© JUNGE FREIHEIT Verlag GmbH & Co. KG www.jungefreiheit.de 30-31/20 / 17. Juli 2020

Hagia Sophia in Istanbul wird zur Moschee umgewandelt
Russisches Roulette
Jürgen Liminski

Erdogan hält sich für einen „Ghazi“, einen Eroberer von und mit Allahs Gnaden. Aber die Türkei ist heute wieder einmal das, was Zar Nikolaus I. schon 1852 dem britischen Botschafter sagte: der kranke Mann am Bosporus. Der heutige „Zar“, Wladimir Putin, weiß das. Die Europäer ahnen es vielleicht, Washington traut dem Sultan nicht mehr. Entsprechend sind die Reaktionen nach dem Willkürakt mit der Hagia Sophia. Washington wartet ab, immerhin liegen in der Luftwaffenbasis Incirlic rund 50 Atombomben, ein Drittel aller amerikanischen Atomwaffen östlich des Atlantiks. Rußland dagegen könnte bald der Geduldsfaden reißen. In Syrien und Libyen kämpfen Islamisten im Sold Ankaras gegen Verbündete Moskaus.

Mit dem Affront von Istanbul geht Erdogan nun nicht nur auf militärischem Gefechtsfeld gegen Moskau vor, sondern auch auf dem weit stärker verminten Gelände der Religion. Damit hat er eine rote Linie überschritten.
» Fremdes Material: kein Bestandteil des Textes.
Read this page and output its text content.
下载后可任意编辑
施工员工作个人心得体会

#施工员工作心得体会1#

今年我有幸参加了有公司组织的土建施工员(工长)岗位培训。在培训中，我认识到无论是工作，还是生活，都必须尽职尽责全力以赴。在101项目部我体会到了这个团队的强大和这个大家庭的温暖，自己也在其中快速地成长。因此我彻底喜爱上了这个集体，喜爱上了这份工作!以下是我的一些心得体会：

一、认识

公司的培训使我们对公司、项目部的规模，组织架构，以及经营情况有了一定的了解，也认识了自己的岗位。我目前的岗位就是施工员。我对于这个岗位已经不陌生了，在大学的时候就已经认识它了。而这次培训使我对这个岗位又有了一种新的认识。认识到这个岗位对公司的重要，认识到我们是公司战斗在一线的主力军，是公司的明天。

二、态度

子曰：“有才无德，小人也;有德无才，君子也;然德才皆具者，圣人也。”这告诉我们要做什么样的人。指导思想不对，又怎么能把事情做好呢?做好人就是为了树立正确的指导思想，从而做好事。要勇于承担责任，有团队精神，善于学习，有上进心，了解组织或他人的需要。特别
Denn hier geht es auch um die Glaubwürdigkeit des Kremls, der Schutzmacht der Orthodoxen. Und die ist beim heimlichen Ringen um Geist und Herz der Völker auf dem Balkan und im Kaukasus, der dritten Front, entscheidend. Erdogan handelt aus innenpolitischen Gründen. Aber sein Spiel gleicht russischem Roulette, der Schuß könnte losgehen und seinen wirtschaftlichen und politischen Niedergang beschleunigen. Kranke Männer sterben gewöhnlich schneller als gesunde.